A ideia de corpo ideal não é de hoje. Se observarmos o caminho que a história faz, podemos chegar na Antiguidade e compreender que o culto ao belo já era vivido. Mesmo assim, há muitas nuances neste tracejado do que era considerado belo. Na Grécia Antiga, por exemplo, as mulheres não se bronzeavam e os homens deveriam ser fortes para que pudessem lutar nas guerras.
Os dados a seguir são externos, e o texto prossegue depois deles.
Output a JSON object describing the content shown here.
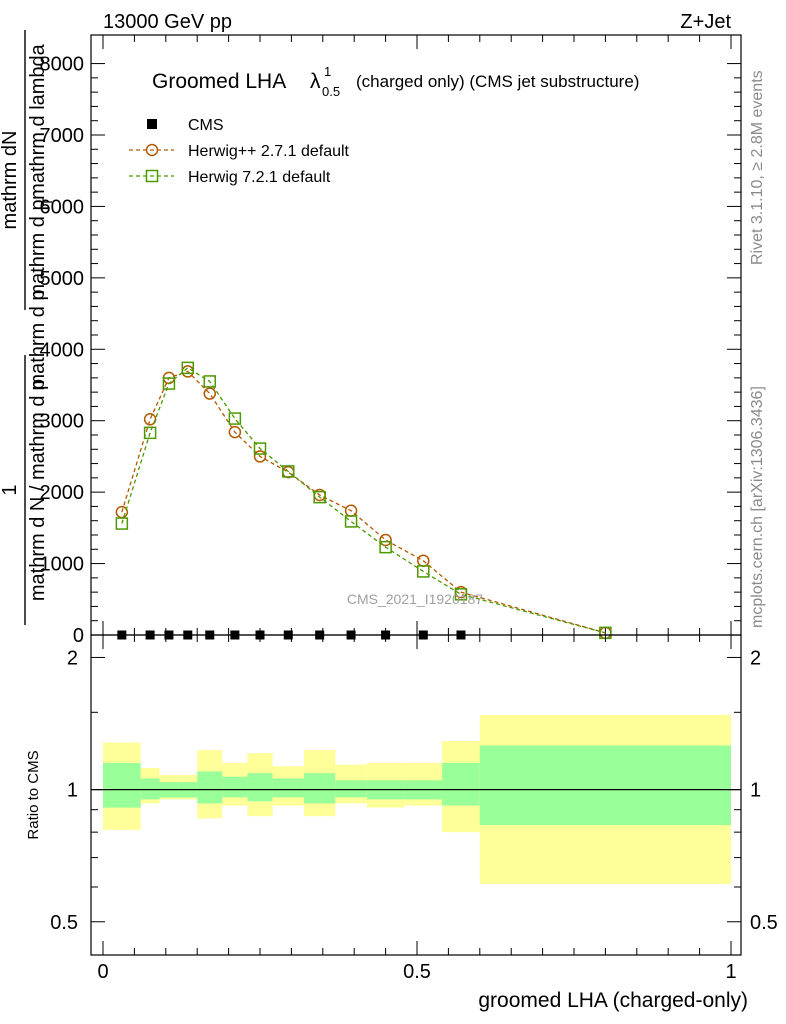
{
  "header": {
    "left": "13000 GeV pp",
    "right": "Z+Jet"
  },
  "side_labels": {
    "rivet": "Rivet 3.1.10, ≥ 2.8M events",
    "mcplots": "mcplots.cern.ch [arXiv:1306.3436]"
  },
  "main_ylabel": {
    "numerator_top": "1",
    "denominator_top": "mathrm d N / mathrm d p",
    "numerator_right": "mathrm dN",
    "denominator_right": "mathrm d p",
    "sub_t": "T",
    "tail": "mathrm d lambda",
    "frag_a": "mathrm d p",
    "frag_b": "mathrm d p"
  },
  "watermark": "CMS_2021_I1920187",
  "chart_data": [
    {
      "type": "line",
      "title": {
        "main": "Groomed LHA",
        "lambda": "λ",
        "sup": "1",
        "sub": "0.5",
        "suffix": "(charged only) (CMS jet substructure)"
      },
      "xlim": [
        0,
        1
      ],
      "ylim": [
        0,
        8400
      ],
      "x_ticks": [
        0,
        0.5,
        1
      ],
      "y_ticks": [
        0,
        1000,
        2000,
        3000,
        4000,
        5000,
        6000,
        7000,
        8000
      ],
      "y_tick_labels": [
        "0",
        "1000",
        "2000",
        "3000",
        "4000",
        "5000",
        "6000",
        "7000",
        "8000"
      ],
      "legend": [
        "CMS",
        "Herwig++ 2.7.1 default",
        "Herwig 7.2.1 default"
      ],
      "legend_position": "top-left",
      "series": [
        {
          "name": "CMS",
          "color": "#000000",
          "marker": "square-filled",
          "x": [
            0.03,
            0.075,
            0.105,
            0.135,
            0.17,
            0.21,
            0.25,
            0.295,
            0.345,
            0.395,
            0.45,
            0.51,
            0.57
          ],
          "y": [
            0,
            0,
            0,
            0,
            0,
            0,
            0,
            0,
            0,
            0,
            0,
            0,
            0
          ]
        },
        {
          "name": "Herwig++ 2.7.1 default",
          "color": "#b35900",
          "marker": "circle-open",
          "x": [
            0.03,
            0.075,
            0.105,
            0.135,
            0.17,
            0.21,
            0.25,
            0.295,
            0.345,
            0.395,
            0.45,
            0.51,
            0.57,
            0.8
          ],
          "y": [
            1720,
            3020,
            3600,
            3690,
            3380,
            2840,
            2500,
            2280,
            1960,
            1740,
            1330,
            1040,
            600,
            30
          ]
        },
        {
          "name": "Herwig 7.2.1 default",
          "color": "#4d9900",
          "marker": "square-open",
          "x": [
            0.03,
            0.075,
            0.105,
            0.135,
            0.17,
            0.21,
            0.25,
            0.295,
            0.345,
            0.395,
            0.45,
            0.51,
            0.57,
            0.8
          ],
          "y": [
            1560,
            2830,
            3520,
            3740,
            3550,
            3030,
            2610,
            2290,
            1930,
            1590,
            1230,
            890,
            570,
            30
          ]
        }
      ]
    },
    {
      "type": "area",
      "ylabel": "Ratio to CMS",
      "xlabel": "groomed LHA (charged-only)",
      "xlim": [
        0,
        1
      ],
      "ylim": [
        0.42,
        2.25
      ],
      "y_ticks": [
        0.5,
        1,
        2
      ],
      "y_tick_labels": [
        "0.5",
        "1",
        "2"
      ],
      "x_ticks": [
        0,
        0.5,
        1
      ],
      "x_tick_labels": [
        "0",
        "0.5",
        "1"
      ],
      "reference_line": 1,
      "colors": {
        "inner": "#99ff99",
        "outer": "#ffff99"
      },
      "bands": [
        {
          "x0": 0.0,
          "x1": 0.06,
          "inner": [
            0.91,
            1.15
          ],
          "outer": [
            0.81,
            1.28
          ]
        },
        {
          "x0": 0.06,
          "x1": 0.09,
          "inner": [
            0.95,
            1.06
          ],
          "outer": [
            0.93,
            1.12
          ]
        },
        {
          "x0": 0.09,
          "x1": 0.12,
          "inner": [
            0.96,
            1.04
          ],
          "outer": [
            0.95,
            1.08
          ]
        },
        {
          "x0": 0.12,
          "x1": 0.15,
          "inner": [
            0.96,
            1.04
          ],
          "outer": [
            0.95,
            1.08
          ]
        },
        {
          "x0": 0.15,
          "x1": 0.19,
          "inner": [
            0.93,
            1.1
          ],
          "outer": [
            0.86,
            1.23
          ]
        },
        {
          "x0": 0.19,
          "x1": 0.23,
          "inner": [
            0.96,
            1.07
          ],
          "outer": [
            0.92,
            1.15
          ]
        },
        {
          "x0": 0.23,
          "x1": 0.27,
          "inner": [
            0.94,
            1.09
          ],
          "outer": [
            0.87,
            1.21
          ]
        },
        {
          "x0": 0.27,
          "x1": 0.32,
          "inner": [
            0.96,
            1.06
          ],
          "outer": [
            0.92,
            1.13
          ]
        },
        {
          "x0": 0.32,
          "x1": 0.37,
          "inner": [
            0.93,
            1.09
          ],
          "outer": [
            0.87,
            1.23
          ]
        },
        {
          "x0": 0.37,
          "x1": 0.42,
          "inner": [
            0.96,
            1.05
          ],
          "outer": [
            0.93,
            1.14
          ]
        },
        {
          "x0": 0.42,
          "x1": 0.48,
          "inner": [
            0.95,
            1.05
          ],
          "outer": [
            0.91,
            1.15
          ]
        },
        {
          "x0": 0.48,
          "x1": 0.54,
          "inner": [
            0.95,
            1.05
          ],
          "outer": [
            0.92,
            1.15
          ]
        },
        {
          "x0": 0.54,
          "x1": 0.6,
          "inner": [
            0.92,
            1.15
          ],
          "outer": [
            0.8,
            1.29
          ]
        },
        {
          "x0": 0.6,
          "x1": 1.0,
          "inner": [
            0.83,
            1.26
          ],
          "outer": [
            0.61,
            1.48
          ]
        }
      ]
    }
  ]
}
Já na Idade Média, as mulheres deveriam se vestir dos pés à cabeça, em sinal de semelhança à Virgem Maria, isso sem falar na conotação de alma impura que o corpo “defeituoso” ganhou (novaescola.org.br). Enfim, poderíamos passar pelo Renascimento, pelos anos 80 e chegar nos dias de hoje, que veríamos mudanças drásticas sobre o que é ser bonito ou feio, saudável ou doente. O que vale tirar deste parágrafo é: sempre há um padrão no qual deveríamos nos encaixar. E pior: as crianças não estão de fora.
Desde muito pequenas, as crianças são ensinadas a se comportar no mundo, tanto pelas pessoas que as rodeiam em um círculo mais íntimo como seu pai, sua mãe, seus avós e tios, quanto pelo círculo social, como na escola, por exemplo. E é nesta convivência múltipla que podemos ensinar a estas pequenas pessoas a respeitar a si mesmas e aos outros por quem são, exatamente como são.
Veja, não falo aqui que as referências (como o percentil) ou os marcos de desenvolvimento não são importantes. Sei perfeitamente que estes números são frutos de estudos científicos, os quais respeito e confio. Acontece, que não podemos resumir nossos filhos e filhas em gráficos e curvas de crescimento se queremos uma sociedade de inclusão e respeito das diferenças. Já imaginou se todos fôssemos iguais? Ou pior, se fôssemos diferentes e nos obrigassem a ser iguais? Seria um grande pesadelo, não é mesmo?
Sendo assim, é preciso que tenhamos um olhar atento para a necessidade de valorizar e potencializar as diferenças, tanto em nossas crianças quanto em nós mesmas. Afinal de contas, há também uma certa resistência na compreensão das diversas maneiras de maternar. E sabemos muito bem disso! Quantas de nós não vivemos cobranças excessivas (dos outros de nós mesmas) a fim de cumprir uma meta que nem faz sentido para nós ou que até faz sentido, mas que nas circunstâncias em que vivemos, seria impossível cumpri-la?
Então, o recado que este texto se propõe é: estejamos abertas a olhar nossas crias de perto para, além de admira-las, possamos apoia-las na caminhada de fortalecimento das suas próprias identidades, dos seus corpos, das suas potências como pessoas diferentes que são.